L2 Regularization versus Batch and Weight Normalization (1706.05350v1)

Published 16 Jun 2017 in cs.LG and stat.ML

Abstract: Batch Normalization is a commonly used trick to improve the training of deep neural networks. These neural networks use L2 regularization, also called weight decay, ostensibly to prevent overfitting. However, we show that L2 regularization has no regularizing effect when combined with normalization. Instead, regularization has an influence on the scale of weights, and thereby on the effective learning rate. We investigate this dependence, both in theory, and experimentally. We show that popular optimization methods such as ADAM only partially eliminate the influence of normalization on the learning rate. This leads to a discussion on other ways to mitigate this issue.

PDF Abstract

An Analytical Examination of $L_2$ Regularization with Normalization Techniques in Deep Learning

The paper "L2 Regularization versus Batch and Weight Normalization" investigates the role of $L_2$ regularization in the context of normalized deep neural networks. It questions the assumed purpose of $L_2$ regularization to mitigate overfitting in models employing normalization techniques such as Batch Normalization (BN), Weight Normalization (WN), and Layer Normalization (LN). Through theoretical exposition and experimental validation, the paper demonstrates that $L_2$ regularization's role deviates significantly from traditional assumptions when applied in conjunction with normalization methods.

Main Findings

Lack of Regularizing Effect with Normalization: The findings argue that $L_2$ regularization does not exert a classical regularizing influence in neural networks using normalization techniques. Instead, $L_2$ regularization affects the scale of weights, subsequently impacting the effective learning rate. This is due to the invariance of normalized functions to the scaling of weights, effectively neutralizing the regularizing intent.
Decoupling from Overfitting Prevention: Contrary to typical beliefs, the paper shows that the degree of $L_2$ regularization modulates the learning rate rather than acting as a countermeasure against overfitting.

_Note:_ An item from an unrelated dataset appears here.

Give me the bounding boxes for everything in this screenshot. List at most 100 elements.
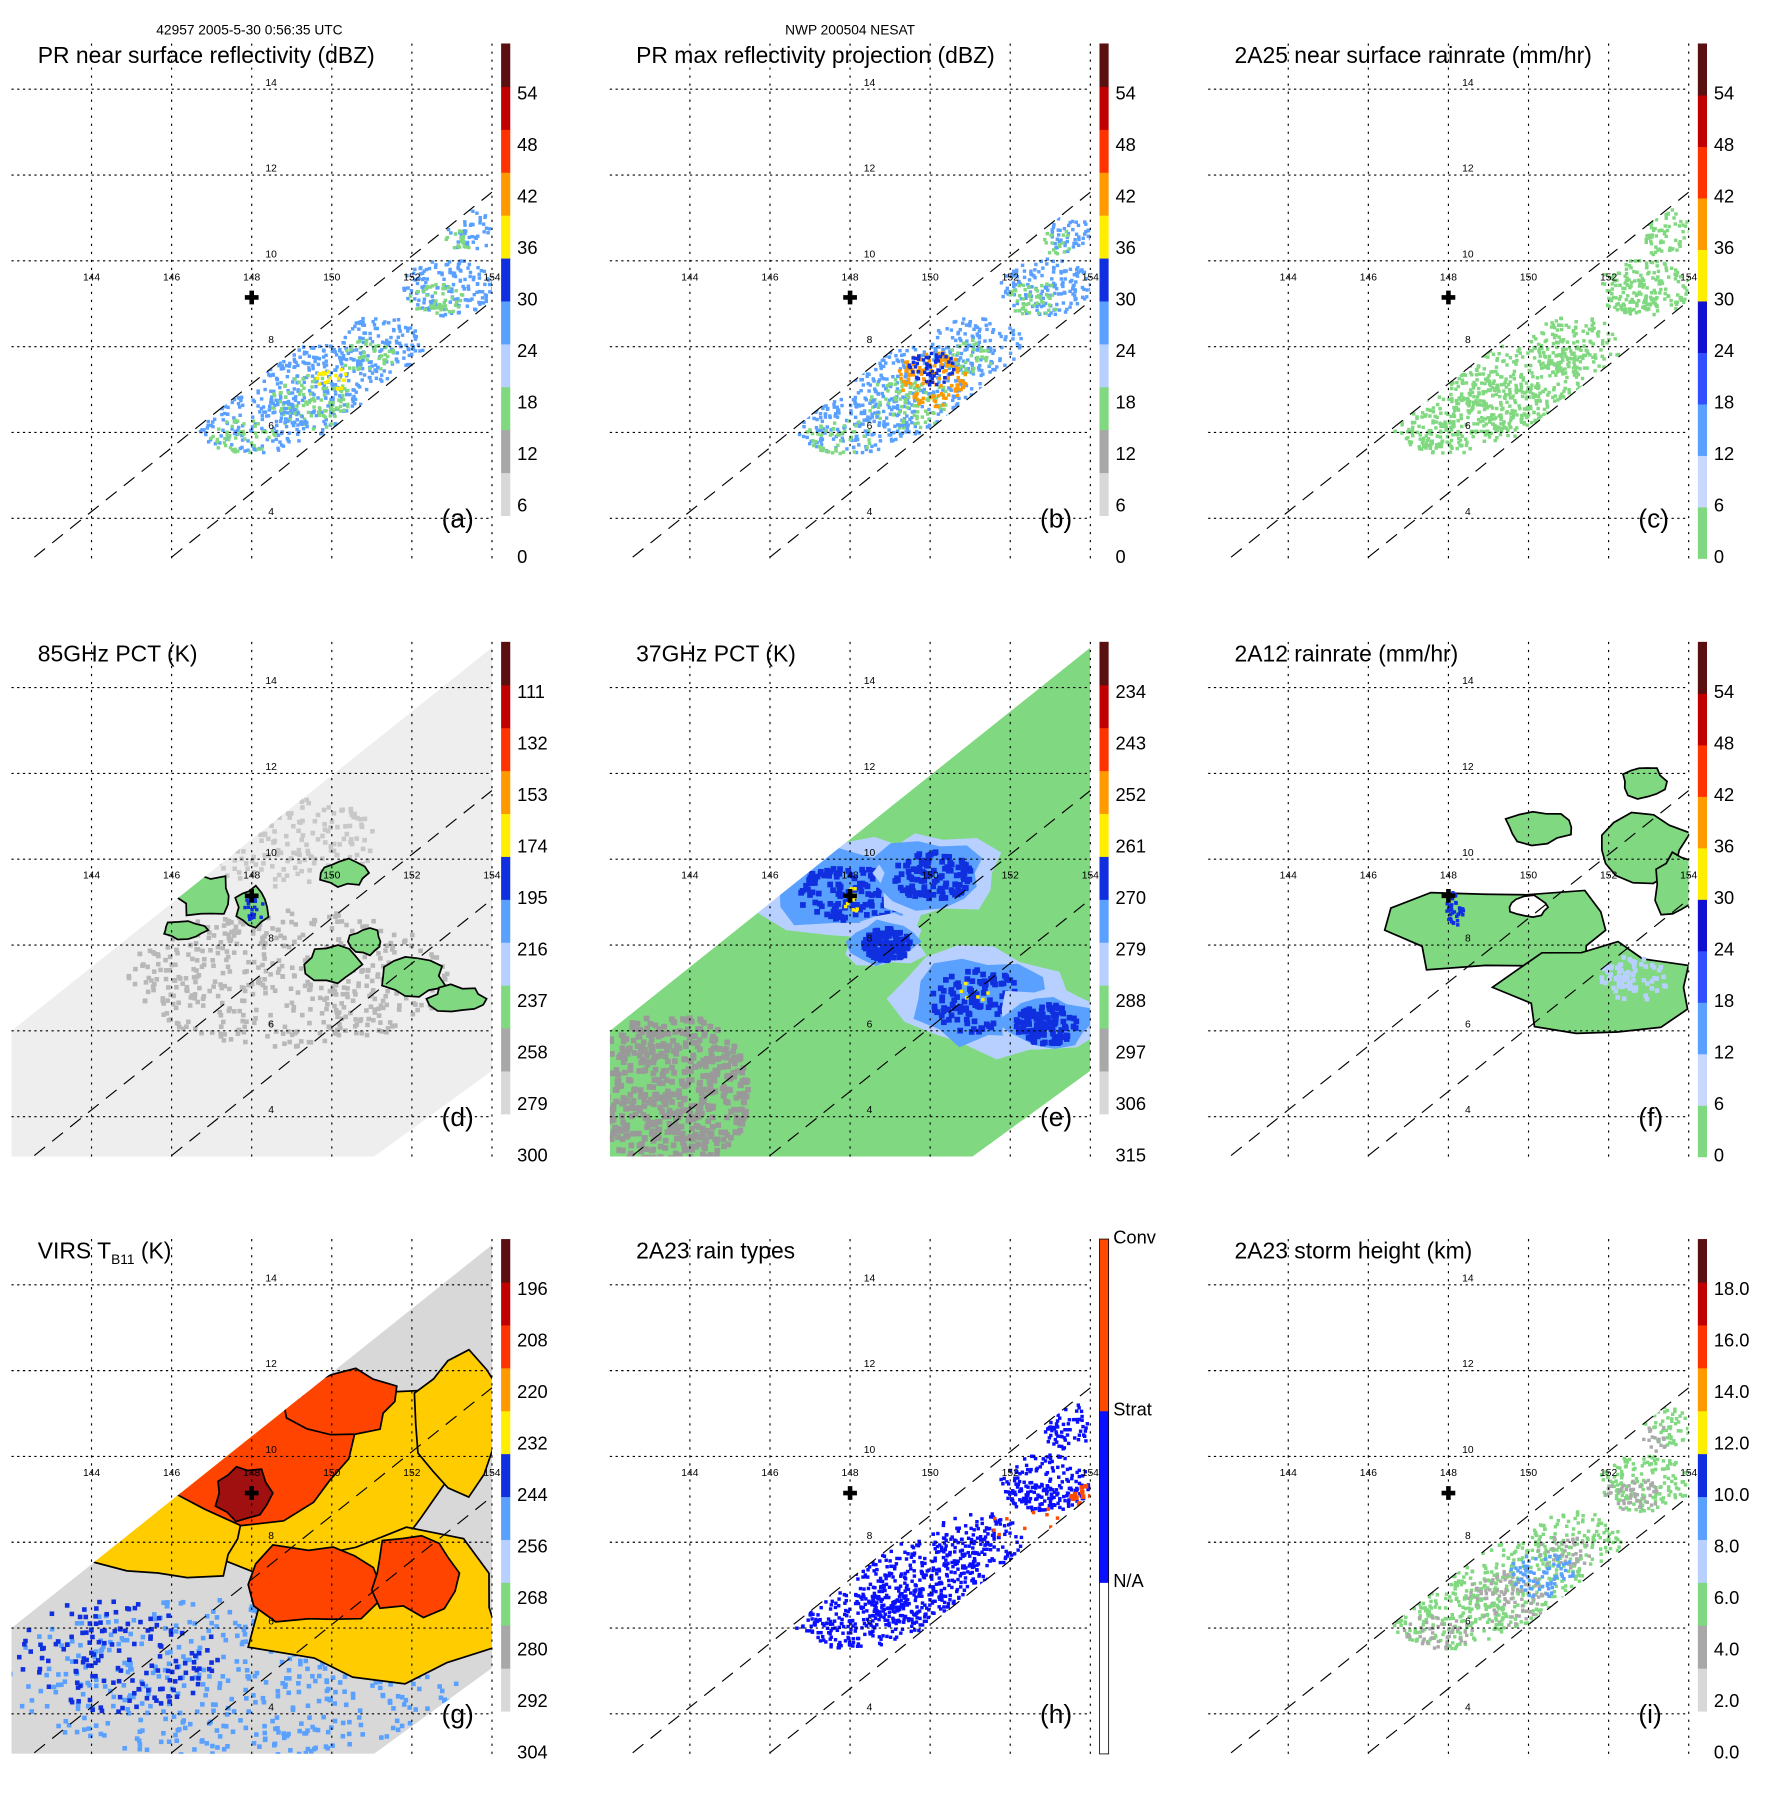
colorbar-segment <box>1698 43 1707 95</box>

The regularization term, while adjusting the weights' magnitude, ceases to influence the complexity of the underlying function due to the function's inherent invariance to weight scaling.
Normalization's Impact on Effective Learning Rate: The paper highlights how the interplay between the weight scale and the effective learning rate becomes a critical factor. As regularization enforces smaller weights, it inadvertently leads to an increased effective learning rate, thereby conflicting with the intuitive goal of regularization that strives for model stability.
Behavior of Popular Optimization Methods: The analysis extends to popular optimization methods like ADAM and RMSProp, determining that they only partially rectify the learning rate dependency on weight scaling introduced by normalization.

Experimental Validation

The experimental results presented support the theoretical analysis by demonstrating a correlation between regularization parameters and effective learning rates across various optimization schemes. A series of experiments using the CIFAR-10 dataset illustrate the influence of weight scale and its regulation by $L_2$ regularization, particularly when combined with Nesterov momentum and ADAM optimization techniques. These results highlight the largely undiscussed influence of weight regularization on the computational behavior and effectiveness of training procedures within the normalized neural network framework.

Implications

Practical Implications: For practitioners, the paper suggests reconsidering the necessity and typical usage of $L_2$ regularization in neural networks with normalization. Adjustments to common practices regarding learning rate schedules and weight regularization could enhance training efficacy when normalization is employed.
Theoretical Insights: The insights provided challenge traditional views on regularization and normalization, suggesting a more nuanced understanding is needed regarding their interaction. This may inform future research aspiring to develop regularization strategies that are inherently compatible with normalization.
Potential Future Research: Future directions may involve exploring alternative methods or regularization techniques that align with the properties of normalization or provide empirically validated frameworks for learning rate adjustment that stabilize neural network training.

In conclusion, this paper contributes a nuanced perspective on $L_2$ regularization in the context of normalization, augmenting the ongoing discussion on optimizing deep learning models efficiently and effectively. The interplay between regularization parameters and normalization demands further exploration, with implications spanning both theoretical understanding and practical application in the deep learning community.